With graduation less than three months away and the job market looking lean, many seniors find themselves stuck wondering how they’ll be able to get by in the real world without that high-paying job they had their eye on when they applied to GW four years ago. They can take comfort, however, in knowing that even without a big annual salary, they can still become financially independent through financial planning and careful investment.
“After getting a job, (I will) definitely be paying off my debts,” said senior Matt Gula on what he thinks is the most important consideration after graduation.
Students should think twice before whipping out that MasterCard to pay their bills. It’s really easy to buy now and worry later, but debt can accumulate fast, and it’s often hard to get rid of.
“I don’t feel the need for [a credit card]. I have my debit card- it’s easier to keep track of my money with that,” said freshman Anne Pessala.
Many credit cards offer the option to pay a minimum balance each month, which is usually around 10-15 percent of the total bill. In addition, the company charges interest on the unpaid portion. This means a $3,000 credit card bill could take as long as 39 years to pay off, according to Karen Brooms, a Citibank Financial Advisor. Credit card companies, she said, prey on college students who don’t understand how serious debt can be. She also advises students to avoid having more than one credit card.
Good credit is important when working toward a major purchase like a house or a car, but it isn’t enough. Even while worrying about rent, student loans and newfound independence, now is the time to start saving for the future. Everything from that first efficiency to a dream house in Tahiti will come that much easier with a plan to save money and the determination to stick to it.
Don’t waste time sinking money into stocks (unless you’re a finance major or you have an amazing broker). Instead, both Nathan Crozier, a senior student financial assistance counselor with GW Student Financial Aid, and Brooms advocate putting money in low risk bonds, mutual funds and individual retirement accounts and allowing them to slowly and steadily grow over time.

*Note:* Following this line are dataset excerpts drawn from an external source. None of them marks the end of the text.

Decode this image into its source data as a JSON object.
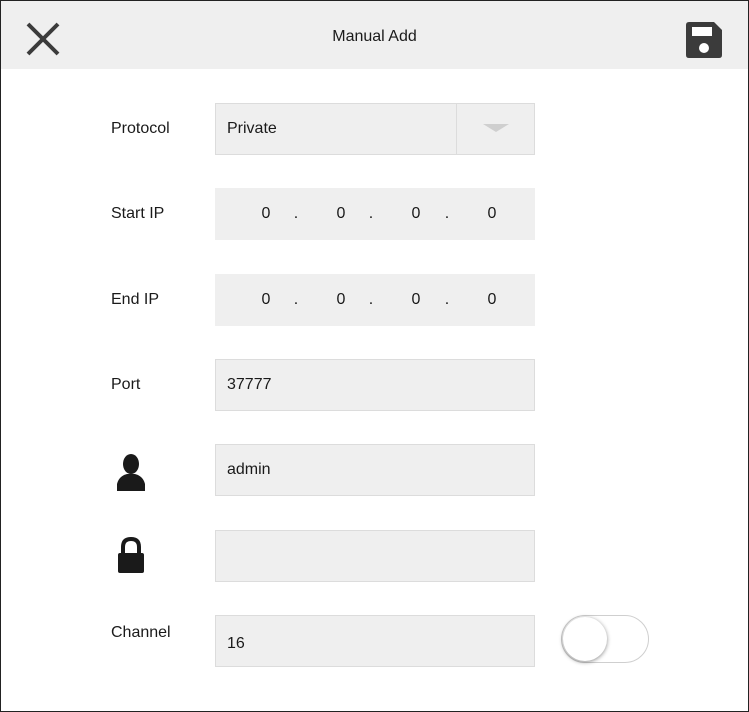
{
  "header": {
    "title": "Manual Add",
    "close_icon": "close-icon",
    "save_icon": "save-icon"
  },
  "form": {
    "protocol": {
      "label": "Protocol",
      "value": "Private"
    },
    "start_ip": {
      "label": "Start IP",
      "octets": [
        "0",
        "0",
        "0",
        "0"
      ],
      "separator": "."
    },
    "end_ip": {
      "label": "End IP",
      "octets": [
        "0",
        "0",
        "0",
        "0"
      ],
      "separator": "."
    },
    "port": {
      "label": "Port",
      "value": "37777"
    },
    "username": {
      "icon": "user-icon",
      "value": "admin"
    },
    "password": {
      "icon": "lock-icon",
      "value": ""
    },
    "channel": {
      "label": "Channel",
      "value": "16",
      "toggle_on": false
    }
  },
  "colors": {
    "header_bg": "#efefef",
    "field_bg": "#efefef",
    "icon_dark": "#3b3b3b"
  }
}
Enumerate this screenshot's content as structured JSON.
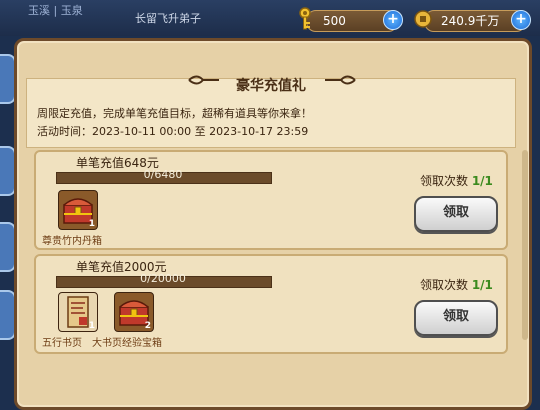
{
  "background": {
    "bg_text_left": "玉溪 | 玉泉",
    "bg_text_right": "长留飞升弟子"
  },
  "resources": {
    "keys_value": "500",
    "coins_value": "240.9千万",
    "keys_icon": "key-icon",
    "coins_icon": "coin-icon"
  },
  "panel": {
    "title": "豪华充值礼",
    "description": "周限定充值，完成单笔充值目标，超稀有道具等你来拿！",
    "time_label": "活动时间：",
    "time_range": "2023-10-11 00:00 至 2023-10-17 23:59"
  },
  "tasks": [
    {
      "title": "单笔充值648元",
      "progress_text": "0/6480",
      "progress_fraction": 0,
      "claim_label": "领取次数 ",
      "claim_count": "1/1",
      "button_label": "领取",
      "rewards": [
        {
          "name": "尊贵竹内丹箱",
          "qty": "1",
          "icon": "treasure-chest-icon"
        }
      ]
    },
    {
      "title": "单笔充值2000元",
      "progress_text": "0/20000",
      "progress_fraction": 0,
      "claim_label": "领取次数 ",
      "claim_count": "1/1",
      "button_label": "领取",
      "rewards": [
        {
          "name": "五行书页",
          "qty": "1",
          "icon": "scroll-page-icon"
        },
        {
          "name": "大书页经验宝箱",
          "qty": "2",
          "icon": "treasure-chest-icon"
        }
      ]
    }
  ],
  "colors": {
    "accent_green": "#3b8a1e",
    "panel_bg": "#e6d1a7"
  }
}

Rather than relying on a future economic boom to bolster salaries and allow everyone to make a bundle in the stock market again, it is wise to start planning now for steady, sustained growth.

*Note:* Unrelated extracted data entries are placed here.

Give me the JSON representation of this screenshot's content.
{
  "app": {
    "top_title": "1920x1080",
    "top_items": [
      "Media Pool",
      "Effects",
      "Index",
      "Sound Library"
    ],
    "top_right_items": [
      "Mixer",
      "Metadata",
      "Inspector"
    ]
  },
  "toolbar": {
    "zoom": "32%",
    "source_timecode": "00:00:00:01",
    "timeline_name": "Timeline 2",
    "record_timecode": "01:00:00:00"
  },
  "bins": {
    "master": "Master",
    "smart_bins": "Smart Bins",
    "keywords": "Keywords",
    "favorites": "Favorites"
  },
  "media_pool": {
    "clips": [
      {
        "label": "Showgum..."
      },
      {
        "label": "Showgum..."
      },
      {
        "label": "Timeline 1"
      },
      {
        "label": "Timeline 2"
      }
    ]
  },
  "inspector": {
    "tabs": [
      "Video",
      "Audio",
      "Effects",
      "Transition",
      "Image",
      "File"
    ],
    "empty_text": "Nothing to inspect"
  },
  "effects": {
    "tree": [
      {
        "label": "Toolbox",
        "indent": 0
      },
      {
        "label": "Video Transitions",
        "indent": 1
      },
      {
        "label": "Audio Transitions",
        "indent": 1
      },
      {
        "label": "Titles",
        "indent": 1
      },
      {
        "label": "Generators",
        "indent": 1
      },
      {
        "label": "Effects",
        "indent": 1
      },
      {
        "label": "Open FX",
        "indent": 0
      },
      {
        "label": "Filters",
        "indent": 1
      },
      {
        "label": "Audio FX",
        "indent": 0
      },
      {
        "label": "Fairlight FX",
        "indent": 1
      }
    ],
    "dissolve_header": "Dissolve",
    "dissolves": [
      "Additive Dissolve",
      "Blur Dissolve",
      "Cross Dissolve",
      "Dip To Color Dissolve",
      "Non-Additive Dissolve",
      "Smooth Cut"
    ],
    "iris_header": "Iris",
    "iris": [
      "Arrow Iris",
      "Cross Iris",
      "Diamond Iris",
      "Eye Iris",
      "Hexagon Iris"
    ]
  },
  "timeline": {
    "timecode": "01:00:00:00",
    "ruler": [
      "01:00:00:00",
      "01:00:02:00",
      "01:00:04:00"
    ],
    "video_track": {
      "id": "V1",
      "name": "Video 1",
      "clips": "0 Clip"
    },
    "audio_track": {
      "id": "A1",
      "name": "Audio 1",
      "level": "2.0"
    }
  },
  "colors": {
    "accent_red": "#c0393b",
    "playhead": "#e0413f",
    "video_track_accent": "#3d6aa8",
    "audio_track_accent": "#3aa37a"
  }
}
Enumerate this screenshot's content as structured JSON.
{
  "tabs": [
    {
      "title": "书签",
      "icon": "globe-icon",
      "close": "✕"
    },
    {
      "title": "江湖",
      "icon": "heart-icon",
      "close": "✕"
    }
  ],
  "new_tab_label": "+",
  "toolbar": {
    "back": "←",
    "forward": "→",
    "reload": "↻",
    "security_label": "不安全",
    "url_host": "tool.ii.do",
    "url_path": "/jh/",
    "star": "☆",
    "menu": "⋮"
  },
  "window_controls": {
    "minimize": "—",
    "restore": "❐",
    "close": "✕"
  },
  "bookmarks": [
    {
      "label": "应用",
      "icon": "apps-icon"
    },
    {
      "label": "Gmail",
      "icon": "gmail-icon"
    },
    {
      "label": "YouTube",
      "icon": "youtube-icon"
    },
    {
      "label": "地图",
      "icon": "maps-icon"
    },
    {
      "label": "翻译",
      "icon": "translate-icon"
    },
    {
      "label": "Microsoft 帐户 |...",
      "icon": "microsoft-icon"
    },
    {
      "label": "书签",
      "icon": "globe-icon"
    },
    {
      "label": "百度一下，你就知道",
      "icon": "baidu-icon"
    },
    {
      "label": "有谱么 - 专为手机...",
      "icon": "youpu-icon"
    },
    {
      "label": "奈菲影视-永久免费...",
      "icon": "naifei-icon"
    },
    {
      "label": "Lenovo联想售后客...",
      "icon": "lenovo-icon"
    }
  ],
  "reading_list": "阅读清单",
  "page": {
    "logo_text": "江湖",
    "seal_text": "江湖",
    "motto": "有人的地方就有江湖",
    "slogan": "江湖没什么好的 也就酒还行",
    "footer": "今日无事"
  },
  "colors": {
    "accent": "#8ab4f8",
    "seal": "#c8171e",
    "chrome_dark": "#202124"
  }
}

Once a graduate starts saving for the future, it is important to ensure the plan doesn’t end up long forgotten at the bottom of a giant to-do list. Students should start by going over their bills and figuring out how much they spend each month on food, rent, clothes, etc. and what percentage of their income each category consumes. This is the student’s monthly budget, and once the student can see how much they spend, they can begin modifying their spending habits and setting both long- and short-term savings goals.
“I have a weekly budget for food, rent and the things I absolutely need. The rest I hang onto … (the money I save is) just there for whatever comes, for the future,” senior Tracy Marion said.
Crozier advocated a strategy called the 60-40 plan. Under this plan, 60 percent of all income should be devoted to necessary things (rent, food, utilities etc.). The other 40 percent should be split evenly between long-term savings, short-term savings, investments and discretionary spending, which can include anything from a trip to the movies to a nice pair of shoes.
While it may seem like it could take a lot of will power to stick to a budget, there are a few tricks that can help starving students stay on track. Online banking and direct deposit can both be huge assets when it comes to managing one’s finances. If possible, a student should have his deposit split between a checking account for bills and discretionary money and a savings account that isn’t touched. If the money is never seen, then the temptation to spend it is reduced. Once a student gets used to putting money away, it’ll gradually get easier and easier to stay within budget.